アウトドアでリセット&リフレッシュしよう

——アウトドアで人類が古より築いてきた本能に訴えかけるような体験をすることで、本来の自分に戻れるという感じでしょうか?

そう言えるのではないでしょうか。アウトドアでひと晩過ごすためにコミュニケーションを取っていくなかで、普段の生活からリフレッシュするといいますか、リセットできるといった感じがあるのかもしれないですよね。特に夫婦仲もリセットできますからね。

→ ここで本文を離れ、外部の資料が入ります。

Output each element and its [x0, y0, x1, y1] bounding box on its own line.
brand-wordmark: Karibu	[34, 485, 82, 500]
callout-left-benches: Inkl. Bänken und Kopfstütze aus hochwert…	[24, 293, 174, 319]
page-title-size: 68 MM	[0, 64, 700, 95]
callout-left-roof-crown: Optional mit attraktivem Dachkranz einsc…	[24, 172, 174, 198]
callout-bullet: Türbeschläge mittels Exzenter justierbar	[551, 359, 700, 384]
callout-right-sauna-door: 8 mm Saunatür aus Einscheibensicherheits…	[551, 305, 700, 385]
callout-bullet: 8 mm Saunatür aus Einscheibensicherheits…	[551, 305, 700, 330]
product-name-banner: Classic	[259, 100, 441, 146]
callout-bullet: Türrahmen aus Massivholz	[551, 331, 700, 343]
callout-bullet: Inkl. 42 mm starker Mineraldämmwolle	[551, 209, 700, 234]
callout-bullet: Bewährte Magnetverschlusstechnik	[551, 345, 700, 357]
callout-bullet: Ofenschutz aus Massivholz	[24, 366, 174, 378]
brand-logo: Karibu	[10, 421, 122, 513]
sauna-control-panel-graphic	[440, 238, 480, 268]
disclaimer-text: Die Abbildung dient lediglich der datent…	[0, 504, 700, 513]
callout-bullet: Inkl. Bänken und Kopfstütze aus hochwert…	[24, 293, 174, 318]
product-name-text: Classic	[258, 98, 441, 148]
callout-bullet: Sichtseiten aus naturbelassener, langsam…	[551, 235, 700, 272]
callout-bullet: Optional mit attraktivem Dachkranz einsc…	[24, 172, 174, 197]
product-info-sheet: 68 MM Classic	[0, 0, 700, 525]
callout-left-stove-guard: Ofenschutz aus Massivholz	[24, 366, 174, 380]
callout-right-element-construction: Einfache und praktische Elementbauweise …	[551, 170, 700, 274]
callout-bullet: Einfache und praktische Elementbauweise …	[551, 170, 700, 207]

普段は夫婦仲がうまくいかずギスギスしていたとしても、キャンプに出かけて、普段の家とは違うアウトドアのフィールドで外界から自分たちを守る共同作業をすると、お互いの価値を再確認しつつ、普段できないような会話もできます。それによって、改めて絆が深まることになるといった面もあると思います。実際に、そういった夫婦を何組も私は見てきましたから。


画像出典:ソトイク.jp

——一般的にキャンプと言えば、夏のイメージがあります。特に子どもがいる家庭だと、長い夏休みがあるのでキャンプは夏にするものといったイメージがありますよね。

実は、寒い時期のキャンプのほうが魅力があると私は考えています。キャンプの最大の醍醐味であるたき火を楽しむためには、寒い時期のほうが心地好い。夏にやるキャンプだと、たき火は暑すぎて、囲む気になりませんから(笑)。それよりは、涼しくなる時期、寒くなる時期のキャンプのほうが楽しいと私は思いますね。